In 2019 BTS, which been dubbed the “biggest boy band in the world,” became the first band to ever spend five weeks at number one on the Billboard Artist 100 chart. The seven-member South Korean group has attracted a global fan base, nicknamed ARMY. Known for working cultural references into their tracks, the band members have now turned their hand to arts patronage. With their public art project, “Connect, BTS,” the pop stars are attempting to engage their fans with the work of international contemporary artists working in a range of mediums.

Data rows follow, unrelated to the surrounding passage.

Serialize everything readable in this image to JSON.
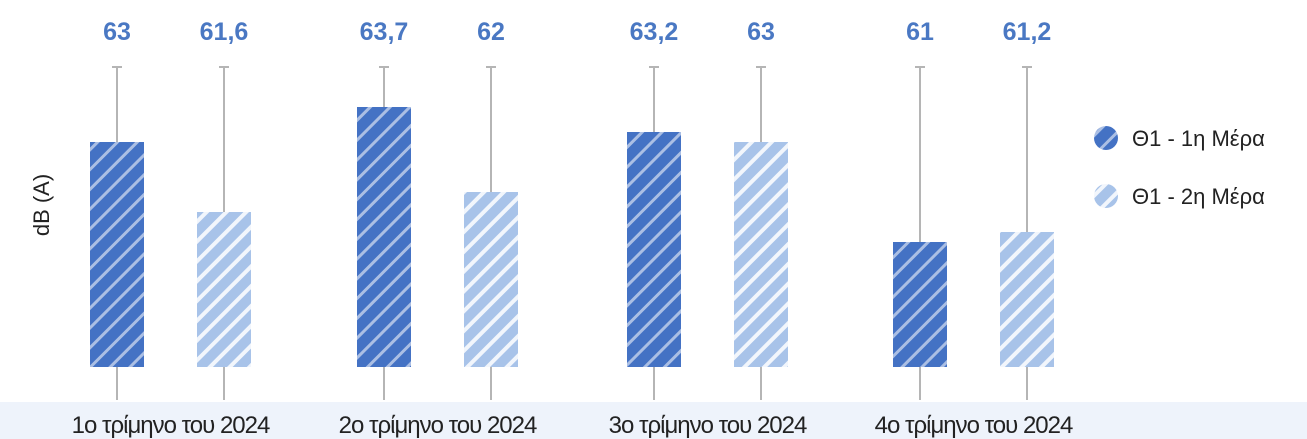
{
  "chart_data": {
    "type": "bar",
    "ylabel": "dB (A)",
    "categories": [
      "1ο τρίμηνο του 2024",
      "2ο τρίμηνο του 2024",
      "3ο τρίμηνο του 2024",
      "4ο τρίμηνο του 2024"
    ],
    "series": [
      {
        "name": "Θ1 - 1η Μέρα",
        "values": [
          63,
          63.7,
          63.2,
          61
        ],
        "labels": [
          "63",
          "63,7",
          "63,2",
          "61"
        ],
        "color": "#4472c4"
      },
      {
        "name": "Θ1 - 2η Μέρα",
        "values": [
          61.6,
          62,
          63,
          61.2
        ],
        "labels": [
          "61,6",
          "62",
          "63",
          "61,2"
        ],
        "color": "#a8c3e9"
      }
    ],
    "error_bars": true,
    "legend": "right",
    "grid": false
  },
  "colors": {
    "stripe": "#ffffff",
    "error_bar": "#b5b5b5",
    "value_label": "#4a78c3",
    "category_band": "#eef3fb"
  }
}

The “Connect, BTS” website describes the endeavor “in terms of a collective curatorial practice by curators around the world who resonated with BTS’ philosophy.” The five-part project was launched last week at London’s Serpentine Galleries. The London chapter, an immersive installation by Danish artist Jakob Kudsk Steensen, will be on display at the Serpentine until March 15 and can also be viewed online. Entitled Catharsis, the video takes visitors on a journey through an imaginary forest constructed by artist though 3-D scanning and audio sampling.
The day after the London launch, Gropius Bau in Berlin began Rituals of Care, a series of performances by 17 international artists including Jelili Atiku and boychild. The performances are centered around themes with particular contemporary urgency, including land and the Anthropocene, violence, and repair.

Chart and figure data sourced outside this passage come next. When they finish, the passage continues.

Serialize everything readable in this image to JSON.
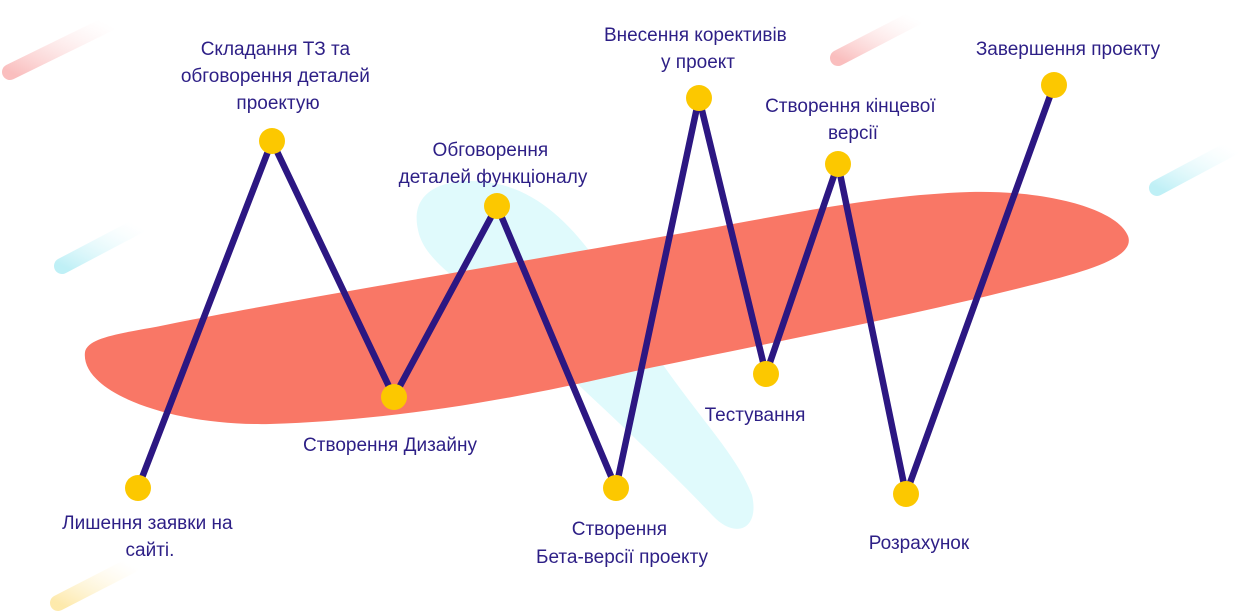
{
  "colors": {
    "path": "#2c1782",
    "node": "#fcc800",
    "blob": "#f97766",
    "blob_light": "#e0fafc",
    "text": "#2d1f86",
    "streak_pink": "#fbd3d3",
    "streak_cyan": "#d6f6fa",
    "streak_yellow": "#fdf0c4"
  },
  "steps": [
    {
      "id": "request",
      "lines": [
        "Лишення заявки на",
        "сайті."
      ]
    },
    {
      "id": "spec",
      "lines": [
        "Складання ТЗ та",
        "обговорення деталей",
        "проектую"
      ]
    },
    {
      "id": "design",
      "lines": [
        "Створення Дизайну"
      ]
    },
    {
      "id": "functional",
      "lines": [
        "Обговорення",
        "деталей функціоналу"
      ]
    },
    {
      "id": "beta",
      "lines": [
        "Створення",
        "Бета-версії проекту"
      ]
    },
    {
      "id": "corrections",
      "lines": [
        "Внесення корективів",
        "у проект"
      ]
    },
    {
      "id": "testing",
      "lines": [
        "Тестування"
      ]
    },
    {
      "id": "final",
      "lines": [
        "Створення кінцевої",
        "версії"
      ]
    },
    {
      "id": "payment",
      "lines": [
        "Розрахунок"
      ]
    },
    {
      "id": "complete",
      "lines": [
        "Завершення проекту"
      ]
    }
  ]
}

Over the coming weeks, “Connect, BTS” will also inaugurate projects in Buenos Aires, Seoul, and New York. For the New York commission, British sculptor Antony Gormley will construct an installation composed of 60 feet of aluminum tubing on a converted pier in Brooklyn Bridge Park. At the launch of the project at the Serpentine, Gormley described the initiative as a “very open-minded and generous gesture,” which would be able to engage a “whole new young audience.”
In a video call from Seoul during the launch, BTS member RM (Kim Namjoon) said: “We’re very excited and really happy to be part of this project. We’ve been hearing so much about how this world doesn’t need art, but we think this is a big challenge for all of us from different genres, we believe in the part of art that can help change the world.”
At the launch, members of the BTS ARMY swarmed the Serpentine, showing the band’s impressive pulling power. If the “Connect, BTS” project continues to enjoy such popularity, this may just be the beginning of a long love affair between K-pop and contemporary art.